How to Apply Your Substitute to Your Writing
There are two ways that you can approach this exercise as a writer. Play around with these ideas and see which way works the best for you. Different writers work with different tools, so try this technique and see if it is a good fit for the way that you think. If it works, great. If it doesn’t, throw it out.
1. Review your current author-substitute scenario that is causing you to fight for the same goal as your character. Allow yourself to imagine yourself interacting with the person in a similar scenario to your character’s plot. Be careful not to get caught up in mental rants. You’re looking for the emotion; when you feel it, turn off your mental scenario and begin to work on the storyline in your draft, infusing your feelings into the character now living out his scene. Remember, when your character wins, you are telling your subconscious that you can also come out on top of your own life’s scenario.
2. Mentally rehearse the scenario using your character to approach your real-life stand-in. Have your character face down your substitution in either your real-life scenario or the book’s scenario. This does not have to be written down anywhere. Your goal is to infuse the emotional charge, risks, and reactions of a real scenario into your fictional character. When you feel their emotions and reactions, drop your substitute, and write your scene with the proper characters and storyline.
Writing Your Scene
Now it’s time to fully immerse yourself into the fictional story, but now you will be in a realistic headspace to write. Modify this method however you need to get yourself into a similar emotional state as your character, facing a character who is withholding or bestowing a similar need. As you use your writing to allow your mind to work through its own solutions in the scene, you might find that you gain insight and resolution for your own life.

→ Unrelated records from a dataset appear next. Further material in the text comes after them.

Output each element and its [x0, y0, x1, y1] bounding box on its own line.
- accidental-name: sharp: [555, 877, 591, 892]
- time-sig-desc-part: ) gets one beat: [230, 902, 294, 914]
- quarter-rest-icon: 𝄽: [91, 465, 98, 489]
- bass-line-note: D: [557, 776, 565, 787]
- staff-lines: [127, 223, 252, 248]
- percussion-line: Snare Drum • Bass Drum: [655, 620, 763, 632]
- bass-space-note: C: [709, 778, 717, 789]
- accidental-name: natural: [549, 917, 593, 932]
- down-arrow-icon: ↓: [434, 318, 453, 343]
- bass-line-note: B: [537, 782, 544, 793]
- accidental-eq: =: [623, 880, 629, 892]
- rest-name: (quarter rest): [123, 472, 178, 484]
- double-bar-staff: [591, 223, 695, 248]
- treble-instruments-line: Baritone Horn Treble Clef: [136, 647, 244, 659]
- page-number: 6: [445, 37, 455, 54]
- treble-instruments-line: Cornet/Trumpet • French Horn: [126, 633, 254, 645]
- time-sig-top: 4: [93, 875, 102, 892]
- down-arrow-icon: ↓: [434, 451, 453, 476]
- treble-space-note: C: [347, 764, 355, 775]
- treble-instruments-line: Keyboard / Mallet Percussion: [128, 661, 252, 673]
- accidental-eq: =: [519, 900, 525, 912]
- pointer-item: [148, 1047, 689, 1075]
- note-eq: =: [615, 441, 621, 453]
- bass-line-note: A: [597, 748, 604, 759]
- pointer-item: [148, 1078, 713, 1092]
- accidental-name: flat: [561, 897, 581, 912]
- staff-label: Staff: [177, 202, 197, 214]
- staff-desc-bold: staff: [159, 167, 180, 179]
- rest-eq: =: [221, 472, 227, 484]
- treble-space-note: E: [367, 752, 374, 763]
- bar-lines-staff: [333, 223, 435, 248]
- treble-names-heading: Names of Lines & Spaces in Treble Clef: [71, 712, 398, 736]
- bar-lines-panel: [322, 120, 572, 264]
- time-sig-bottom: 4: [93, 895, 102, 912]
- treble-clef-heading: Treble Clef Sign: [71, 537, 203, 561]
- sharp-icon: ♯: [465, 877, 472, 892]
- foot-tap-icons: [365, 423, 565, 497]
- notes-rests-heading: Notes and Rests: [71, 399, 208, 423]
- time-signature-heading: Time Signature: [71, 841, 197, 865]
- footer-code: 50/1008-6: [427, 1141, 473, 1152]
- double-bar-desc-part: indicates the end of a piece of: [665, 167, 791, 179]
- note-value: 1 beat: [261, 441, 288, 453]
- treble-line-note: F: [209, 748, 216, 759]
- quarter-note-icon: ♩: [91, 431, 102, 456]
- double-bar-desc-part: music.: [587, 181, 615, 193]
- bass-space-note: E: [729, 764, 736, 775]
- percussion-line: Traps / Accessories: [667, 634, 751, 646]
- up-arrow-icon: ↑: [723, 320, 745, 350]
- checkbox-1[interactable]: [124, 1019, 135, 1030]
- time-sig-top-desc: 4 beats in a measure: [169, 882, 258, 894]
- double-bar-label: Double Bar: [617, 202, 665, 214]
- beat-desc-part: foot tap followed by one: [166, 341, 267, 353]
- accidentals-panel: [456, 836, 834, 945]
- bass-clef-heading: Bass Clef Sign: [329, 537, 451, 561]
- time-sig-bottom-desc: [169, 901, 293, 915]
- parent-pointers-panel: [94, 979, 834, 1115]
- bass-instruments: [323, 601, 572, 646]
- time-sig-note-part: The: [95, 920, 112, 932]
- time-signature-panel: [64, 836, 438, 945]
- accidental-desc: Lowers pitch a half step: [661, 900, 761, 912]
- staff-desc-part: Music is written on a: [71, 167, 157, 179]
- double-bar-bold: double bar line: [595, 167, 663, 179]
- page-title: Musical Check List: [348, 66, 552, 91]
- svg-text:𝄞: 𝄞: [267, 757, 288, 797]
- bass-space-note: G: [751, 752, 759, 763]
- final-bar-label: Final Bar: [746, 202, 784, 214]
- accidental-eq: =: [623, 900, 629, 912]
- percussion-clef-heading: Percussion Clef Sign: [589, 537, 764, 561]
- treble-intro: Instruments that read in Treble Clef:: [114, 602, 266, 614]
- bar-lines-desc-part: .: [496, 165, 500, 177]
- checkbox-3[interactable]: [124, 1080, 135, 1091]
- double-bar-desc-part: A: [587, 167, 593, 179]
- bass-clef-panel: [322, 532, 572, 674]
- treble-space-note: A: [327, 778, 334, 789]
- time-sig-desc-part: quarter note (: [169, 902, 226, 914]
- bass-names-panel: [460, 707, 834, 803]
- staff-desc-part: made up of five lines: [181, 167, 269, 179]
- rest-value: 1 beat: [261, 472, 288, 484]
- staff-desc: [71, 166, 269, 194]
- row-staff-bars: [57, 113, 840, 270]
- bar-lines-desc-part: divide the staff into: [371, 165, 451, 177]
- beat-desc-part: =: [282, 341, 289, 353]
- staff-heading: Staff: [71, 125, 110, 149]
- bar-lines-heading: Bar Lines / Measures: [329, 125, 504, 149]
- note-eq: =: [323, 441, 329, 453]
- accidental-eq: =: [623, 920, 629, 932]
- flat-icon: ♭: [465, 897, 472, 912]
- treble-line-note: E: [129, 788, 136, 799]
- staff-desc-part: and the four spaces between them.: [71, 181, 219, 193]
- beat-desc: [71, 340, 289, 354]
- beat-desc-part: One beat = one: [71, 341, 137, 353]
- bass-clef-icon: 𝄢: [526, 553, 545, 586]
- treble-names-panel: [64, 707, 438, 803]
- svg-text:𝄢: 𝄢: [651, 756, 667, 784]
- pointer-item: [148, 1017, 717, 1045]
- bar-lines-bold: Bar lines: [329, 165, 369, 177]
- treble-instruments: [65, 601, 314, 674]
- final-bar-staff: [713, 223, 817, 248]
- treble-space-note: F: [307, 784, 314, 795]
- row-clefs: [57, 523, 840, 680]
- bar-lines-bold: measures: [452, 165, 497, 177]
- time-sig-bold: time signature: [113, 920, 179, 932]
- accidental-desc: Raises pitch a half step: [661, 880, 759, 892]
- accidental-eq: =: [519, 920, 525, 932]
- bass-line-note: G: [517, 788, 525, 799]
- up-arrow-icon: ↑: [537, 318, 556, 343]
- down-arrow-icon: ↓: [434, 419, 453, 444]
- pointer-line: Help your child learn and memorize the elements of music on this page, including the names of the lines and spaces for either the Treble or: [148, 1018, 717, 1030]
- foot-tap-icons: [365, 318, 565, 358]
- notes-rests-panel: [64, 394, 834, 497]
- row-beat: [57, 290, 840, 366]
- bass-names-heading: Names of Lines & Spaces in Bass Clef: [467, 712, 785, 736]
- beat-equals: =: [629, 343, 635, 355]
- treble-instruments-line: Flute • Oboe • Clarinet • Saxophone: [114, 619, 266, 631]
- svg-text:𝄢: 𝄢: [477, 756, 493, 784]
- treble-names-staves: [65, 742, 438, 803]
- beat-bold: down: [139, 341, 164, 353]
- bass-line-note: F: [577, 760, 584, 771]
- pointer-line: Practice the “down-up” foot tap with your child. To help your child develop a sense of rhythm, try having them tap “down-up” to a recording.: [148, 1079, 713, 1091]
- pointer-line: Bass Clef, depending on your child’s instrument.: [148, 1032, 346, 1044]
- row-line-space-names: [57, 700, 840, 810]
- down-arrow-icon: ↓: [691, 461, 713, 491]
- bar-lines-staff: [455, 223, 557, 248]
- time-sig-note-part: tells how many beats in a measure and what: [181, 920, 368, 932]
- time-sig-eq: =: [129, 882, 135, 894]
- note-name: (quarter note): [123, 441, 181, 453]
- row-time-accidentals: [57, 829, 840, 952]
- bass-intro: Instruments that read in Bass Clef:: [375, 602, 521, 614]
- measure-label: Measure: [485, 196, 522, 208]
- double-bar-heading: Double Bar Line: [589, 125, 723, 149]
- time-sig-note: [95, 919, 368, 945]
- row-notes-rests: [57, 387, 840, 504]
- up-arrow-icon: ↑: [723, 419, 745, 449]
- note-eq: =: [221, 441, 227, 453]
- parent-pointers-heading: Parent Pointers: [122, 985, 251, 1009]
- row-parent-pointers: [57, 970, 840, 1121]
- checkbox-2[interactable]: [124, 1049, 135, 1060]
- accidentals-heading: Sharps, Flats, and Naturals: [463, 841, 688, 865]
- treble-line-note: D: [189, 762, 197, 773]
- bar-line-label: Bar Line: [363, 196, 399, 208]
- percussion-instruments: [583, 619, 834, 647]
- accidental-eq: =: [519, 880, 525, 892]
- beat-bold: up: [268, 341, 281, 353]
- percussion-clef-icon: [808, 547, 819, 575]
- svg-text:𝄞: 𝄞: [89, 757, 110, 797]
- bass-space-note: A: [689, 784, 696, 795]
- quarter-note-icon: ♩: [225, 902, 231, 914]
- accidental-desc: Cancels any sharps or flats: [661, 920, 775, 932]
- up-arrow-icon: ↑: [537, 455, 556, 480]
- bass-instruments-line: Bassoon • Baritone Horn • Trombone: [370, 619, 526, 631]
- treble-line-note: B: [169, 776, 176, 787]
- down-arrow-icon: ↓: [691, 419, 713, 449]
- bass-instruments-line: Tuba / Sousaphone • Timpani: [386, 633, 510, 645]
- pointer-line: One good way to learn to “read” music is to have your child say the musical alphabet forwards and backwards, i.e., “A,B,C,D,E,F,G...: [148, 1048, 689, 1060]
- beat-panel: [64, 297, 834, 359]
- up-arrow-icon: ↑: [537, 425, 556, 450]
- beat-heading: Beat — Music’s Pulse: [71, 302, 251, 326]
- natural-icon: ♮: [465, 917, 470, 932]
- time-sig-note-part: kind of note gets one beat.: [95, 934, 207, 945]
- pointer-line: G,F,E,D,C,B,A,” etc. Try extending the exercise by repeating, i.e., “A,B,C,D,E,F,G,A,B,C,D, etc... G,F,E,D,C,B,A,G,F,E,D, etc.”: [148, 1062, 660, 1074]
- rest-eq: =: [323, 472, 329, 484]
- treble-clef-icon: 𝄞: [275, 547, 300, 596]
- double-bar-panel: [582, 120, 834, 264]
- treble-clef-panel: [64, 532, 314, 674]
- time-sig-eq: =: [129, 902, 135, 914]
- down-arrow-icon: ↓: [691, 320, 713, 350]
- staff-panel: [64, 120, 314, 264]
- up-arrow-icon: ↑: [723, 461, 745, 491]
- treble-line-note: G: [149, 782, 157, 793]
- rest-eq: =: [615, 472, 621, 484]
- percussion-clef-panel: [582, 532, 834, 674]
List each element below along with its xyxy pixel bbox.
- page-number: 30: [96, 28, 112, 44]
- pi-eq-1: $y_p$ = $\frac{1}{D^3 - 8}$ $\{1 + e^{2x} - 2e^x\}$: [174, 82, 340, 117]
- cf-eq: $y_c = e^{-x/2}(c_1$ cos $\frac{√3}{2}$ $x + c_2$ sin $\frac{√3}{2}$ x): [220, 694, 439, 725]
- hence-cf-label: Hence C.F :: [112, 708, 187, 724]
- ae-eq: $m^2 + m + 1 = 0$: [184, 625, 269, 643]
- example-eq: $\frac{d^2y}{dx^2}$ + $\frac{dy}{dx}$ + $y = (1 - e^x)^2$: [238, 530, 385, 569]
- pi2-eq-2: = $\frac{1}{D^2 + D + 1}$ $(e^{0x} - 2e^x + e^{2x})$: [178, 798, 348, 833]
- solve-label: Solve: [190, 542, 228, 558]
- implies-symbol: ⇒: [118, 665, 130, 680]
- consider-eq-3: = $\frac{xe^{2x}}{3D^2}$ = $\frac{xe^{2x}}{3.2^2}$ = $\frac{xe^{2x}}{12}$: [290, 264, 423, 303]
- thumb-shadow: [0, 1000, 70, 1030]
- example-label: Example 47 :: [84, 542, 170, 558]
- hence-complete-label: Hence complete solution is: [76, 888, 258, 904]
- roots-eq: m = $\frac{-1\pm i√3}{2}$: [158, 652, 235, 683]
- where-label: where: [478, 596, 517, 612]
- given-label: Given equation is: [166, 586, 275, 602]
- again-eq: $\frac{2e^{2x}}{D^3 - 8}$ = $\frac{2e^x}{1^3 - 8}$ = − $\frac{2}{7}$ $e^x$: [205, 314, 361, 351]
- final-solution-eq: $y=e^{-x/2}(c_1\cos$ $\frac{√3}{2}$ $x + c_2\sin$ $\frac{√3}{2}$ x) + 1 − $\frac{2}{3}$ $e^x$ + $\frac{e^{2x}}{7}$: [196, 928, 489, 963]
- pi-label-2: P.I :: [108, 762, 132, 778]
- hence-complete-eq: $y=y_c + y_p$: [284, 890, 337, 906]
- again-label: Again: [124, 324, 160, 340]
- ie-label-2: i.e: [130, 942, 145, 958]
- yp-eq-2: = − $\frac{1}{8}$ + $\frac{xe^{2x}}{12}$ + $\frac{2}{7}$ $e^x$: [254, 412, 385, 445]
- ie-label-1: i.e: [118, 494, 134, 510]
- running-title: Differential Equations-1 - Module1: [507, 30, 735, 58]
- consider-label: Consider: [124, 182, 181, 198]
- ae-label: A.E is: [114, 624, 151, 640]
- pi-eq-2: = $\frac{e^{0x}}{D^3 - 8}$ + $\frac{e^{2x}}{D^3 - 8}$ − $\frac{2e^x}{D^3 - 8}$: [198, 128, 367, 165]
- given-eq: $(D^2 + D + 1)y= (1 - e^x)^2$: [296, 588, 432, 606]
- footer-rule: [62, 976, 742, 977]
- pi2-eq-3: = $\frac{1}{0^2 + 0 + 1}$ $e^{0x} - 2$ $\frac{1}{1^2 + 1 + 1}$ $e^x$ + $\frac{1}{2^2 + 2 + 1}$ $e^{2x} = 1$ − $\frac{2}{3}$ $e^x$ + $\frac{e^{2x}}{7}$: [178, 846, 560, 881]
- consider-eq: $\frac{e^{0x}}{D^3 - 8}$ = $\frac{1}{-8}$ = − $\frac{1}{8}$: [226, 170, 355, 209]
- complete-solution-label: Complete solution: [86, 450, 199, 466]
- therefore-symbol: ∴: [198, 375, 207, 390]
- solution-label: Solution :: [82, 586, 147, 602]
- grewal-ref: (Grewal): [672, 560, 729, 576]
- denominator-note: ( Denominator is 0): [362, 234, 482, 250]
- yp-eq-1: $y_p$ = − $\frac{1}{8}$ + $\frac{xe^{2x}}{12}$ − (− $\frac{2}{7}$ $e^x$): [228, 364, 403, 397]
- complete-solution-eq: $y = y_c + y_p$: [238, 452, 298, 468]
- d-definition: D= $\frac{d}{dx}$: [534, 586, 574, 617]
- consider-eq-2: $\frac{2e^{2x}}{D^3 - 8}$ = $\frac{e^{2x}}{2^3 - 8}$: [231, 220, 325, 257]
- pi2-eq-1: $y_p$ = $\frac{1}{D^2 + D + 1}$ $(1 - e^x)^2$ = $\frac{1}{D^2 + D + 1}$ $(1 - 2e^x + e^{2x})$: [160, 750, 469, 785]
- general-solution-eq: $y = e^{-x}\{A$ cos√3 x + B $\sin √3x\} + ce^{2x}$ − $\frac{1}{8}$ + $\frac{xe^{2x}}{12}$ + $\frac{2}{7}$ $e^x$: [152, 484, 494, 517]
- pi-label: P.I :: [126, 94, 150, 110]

How to Use Substitution in Your Writing
Remember this is a technique writer can borrow from actors. It can be explored and modified to fit your individual needs and how you work. The goal is to use pre-existing relationships to give you a short-hand reference for subtle, realistic reactions you may find in a real-world character, creating realism in your fictional world. Don’t get caught up reliving your current problem and don’t use a problem that will be so triggering that it will distract or damage you. Writing is therapy but it shouldn’t send you to therapy!
Using substitutions is a good tool to emotionally charge a scene and create a sense of history in the interactions of two characters. You can use a substitute when you first define characters and let the subtle emotions and history play into the developing storyline, or pull this technique out for a specific scene that you feel stuck on or want to vamp up the emotional punch. By writing in this manner, you are climbing down from your role as an impassive author to get in the trenches and experience your character’s battles. Together, you can both win your goals.